Thinking About the Politics of Wisconsin and Public Sector Unions
Recent events in Wiscosin seem to undercut the hypothesis that public sector unions have undue political influence.
1. I do not have a strong, doctrinaire position on public sector unions. My basic instinct is to be in favor, as it would seem to me that the right to organize and attempt to represent interests is pretty fundamental. However, I am at least amenable to considering the problem of the fact that public sector unions give money to the politicians who have control over their careers (of course, so do corporations who often have a lot to gain from government as well—my current position is that all of this is probably just the messiness that is democratic governance, but also recognize a variety of issues in this realm that are worthy of continued discussion).
2. Yes. I understand that unions often demand policies that are problematic (such as overly easy tenure rules for public school teachers or difficulties in firing bad teachers). Of course, there is a difference between saying certain policies ought to be changed and saying that all unions do is produce negative outcomes. Moreover, I am fairly sure that many of these policies exist in state with less powerful unions (e.g., Texas).
3. One of the things that makes me uneasy about the whole Wisconsin situation is that I find processes directed towards the taking of rights from a group to be questionable on their face. In other words, it is a different argument to seek to give collective bargaining rights in a situation where they had not been present versus taking away rights that have been in place for decades. For rights to be taken, it seems to me that strong, concrete, and compelling reasons are needed. However, in the the Wisconsin case it seems to me that the motivations have been either a) motivated solely by ideological/political considerations about unions in general and public sector unions in specifics or, b) very vague assertions that ending collective bargaining rights will save money. I have yet to hear/read (and I have actively looked) a specific, empirically-based argument that “b” is necessarily going to be the case.
4. I am part of what seems to be a small slice of the population that is neither outraged by the quorum-busting nor of what the Wisconsin GOP did earlier this week. I have criticisms of both, to be sure, and preferences as to how I think that things should have played out, but have not had cause for outrage. Of course, my position from pretty much the beginning was that compromise would have been the best outcome.
Having said all of that, the following occurred to me yesterday: if the fundamental argument against public sector unions is that they have undue and intractable power over their elected bosses, how is it that we have arrived at the current situation in Wisconsin?
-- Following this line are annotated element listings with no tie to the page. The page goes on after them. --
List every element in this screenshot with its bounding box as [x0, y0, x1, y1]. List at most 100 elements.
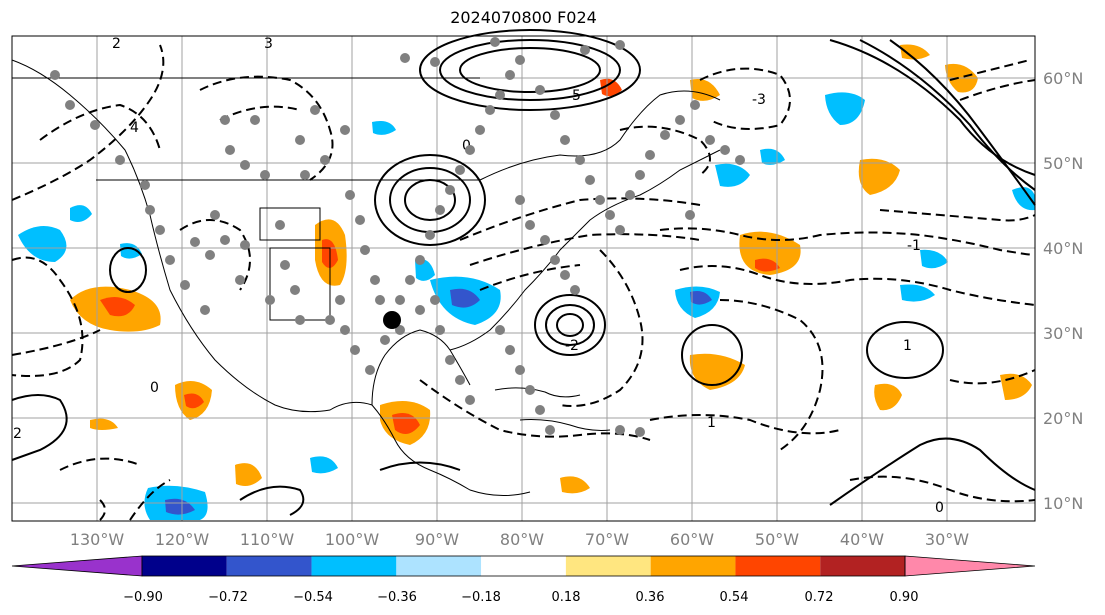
station-dot [720, 145, 730, 155]
contour-label: 4 [130, 120, 139, 136]
station-dot [355, 215, 365, 225]
station-dot [415, 255, 425, 265]
colorbar-segment [820, 556, 905, 576]
colorbar-tick: 0.90 [890, 590, 919, 605]
lon-label: 130°W [70, 530, 125, 549]
map-frame [11, 35, 1036, 522]
lon-label: 60°W [670, 530, 714, 549]
station-dot [505, 70, 515, 80]
station-dot [275, 220, 285, 230]
station-dot [445, 185, 455, 195]
station-dot [295, 135, 305, 145]
station-dot [515, 365, 525, 375]
lon-label: 50°W [755, 530, 799, 549]
station-dot [595, 195, 605, 205]
station-dot [300, 170, 310, 180]
lon-label: 120°W [155, 530, 210, 549]
station-dot [225, 145, 235, 155]
lat-label: 10°N [1043, 494, 1083, 513]
lat-label: 40°N [1043, 239, 1083, 258]
colorbar-segment [565, 556, 651, 576]
colorbar-tick: −0.36 [377, 590, 417, 605]
station-dot [375, 295, 385, 305]
colorbar-ticks: −0.90 −0.72 −0.54 −0.36 −0.18 0.18 0.36 … [123, 590, 918, 605]
station-dot [425, 230, 435, 240]
lon-label: 70°W [585, 530, 629, 549]
station-dot [145, 205, 155, 215]
latitude-labels: 60°N 50°N 40°N 30°N 20°N 10°N [1043, 69, 1083, 513]
station-dot [645, 150, 655, 160]
station-dot [200, 305, 210, 315]
station-dot [430, 57, 440, 67]
station-dot [320, 155, 330, 165]
station-dot [570, 285, 580, 295]
lat-label: 60°N [1043, 69, 1083, 88]
station-dot [310, 105, 320, 115]
colorbar-tick: −0.18 [461, 590, 501, 605]
storm-marker [383, 311, 401, 329]
station-dot [635, 170, 645, 180]
colorbar-tick: 0.36 [636, 590, 665, 605]
station-dot [560, 270, 570, 280]
contour-label: -1 [907, 238, 921, 254]
station-dot [65, 100, 75, 110]
station-dot [615, 425, 625, 435]
station-dot [250, 115, 260, 125]
station-dot [430, 295, 440, 305]
colorbar-tick: 0.18 [552, 590, 581, 605]
lon-label: 80°W [500, 530, 544, 549]
station-dot [165, 255, 175, 265]
station-dot [475, 125, 485, 135]
station-dot [735, 155, 745, 165]
contour-label: 1 [903, 338, 912, 354]
station-dot [625, 190, 635, 200]
station-dot [360, 245, 370, 255]
station-dot [435, 325, 445, 335]
station-dot [365, 365, 375, 375]
station-dot [265, 295, 275, 305]
station-dot [675, 115, 685, 125]
station-dots [50, 37, 745, 437]
lat-label: 30°N [1043, 324, 1083, 343]
station-dot [140, 180, 150, 190]
station-dot [400, 53, 410, 63]
colorbar-outline [141, 555, 906, 577]
colorbar-tick: 0.54 [720, 590, 749, 605]
map-title: 2024070800 F024 [450, 8, 597, 27]
station-dot [235, 275, 245, 285]
station-dot [155, 225, 165, 235]
station-dot [240, 240, 250, 250]
station-dot [525, 385, 535, 395]
station-dot [615, 225, 625, 235]
contour-label: 0 [150, 380, 159, 396]
station-dot [380, 335, 390, 345]
station-dot [370, 275, 380, 285]
colorbar [11, 555, 1036, 577]
station-dot [405, 275, 415, 285]
colorbar-segment [735, 556, 821, 576]
station-dot [240, 160, 250, 170]
station-dot [395, 295, 405, 305]
station-dot [325, 315, 335, 325]
station-dot [685, 210, 695, 220]
contour-label: 2 [112, 36, 121, 52]
station-dot [575, 155, 585, 165]
lat-label: 50°N [1043, 154, 1083, 173]
station-dot [525, 220, 535, 230]
lon-label: 90°W [415, 530, 459, 549]
lon-label: 40°W [840, 530, 884, 549]
station-dot [345, 190, 355, 200]
station-dot [465, 395, 475, 405]
station-dot [90, 120, 100, 130]
colorbar-tick: −0.54 [293, 590, 333, 605]
contour-label: 2 [13, 426, 22, 442]
station-dot [220, 115, 230, 125]
station-dot [535, 405, 545, 415]
colorbar-segment [650, 556, 736, 576]
colorbar-segment [226, 556, 312, 576]
colorbar-segment [481, 556, 566, 576]
contour-label: -2 [565, 338, 579, 354]
station-dot [585, 175, 595, 185]
station-dot [615, 40, 625, 50]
At a minimum, the vast power that public sector unions allegedly have is hardly on display at the moment.
A) Prior to the blossoming of the situation into a full-blown political kerfuffle of grand dramatic dimensions, the unions had acquiesced to increasing the contribution of their members to both health insurance and retirement which would result in a nontrivial decrease in take-home pay.
B) There was a willingness on the part of the unions to put a moratorium on collective bargaining for a multi-year period.
C) The endgame here has been that the state government has moved to impose both the changes to the benefits packages of unionized labor, but it also has now revoked its collective bargaining rights save on issues of wages and that area of negotiation is limited, for all practical purposed, to increases at or below the inflation rate.
Ok, having noted all of that, I find myself questioning the hypothesis that public sector unions have undo power over the political process.
Now, some may read that statement as a simplistic statement, but I really do not think that it is. The ideological argument about public sectors unions has been to assert that public sectors unions have such inordinate advantages that they can essentially dictate the terms of negotiations. Indeed, I have heard/read defenders of Walker (as well as Wisconsin politicians) essentially assert that public sector unions are so powerful that they essentially set policy (i.e., that negotiations are not negotiations at all, but rather opportunities for the unions to tell the state how things will be).
Of course, if such a situation were true, it would seem to me that we would not have seen the end game that we have seen in Wisconsin, yes?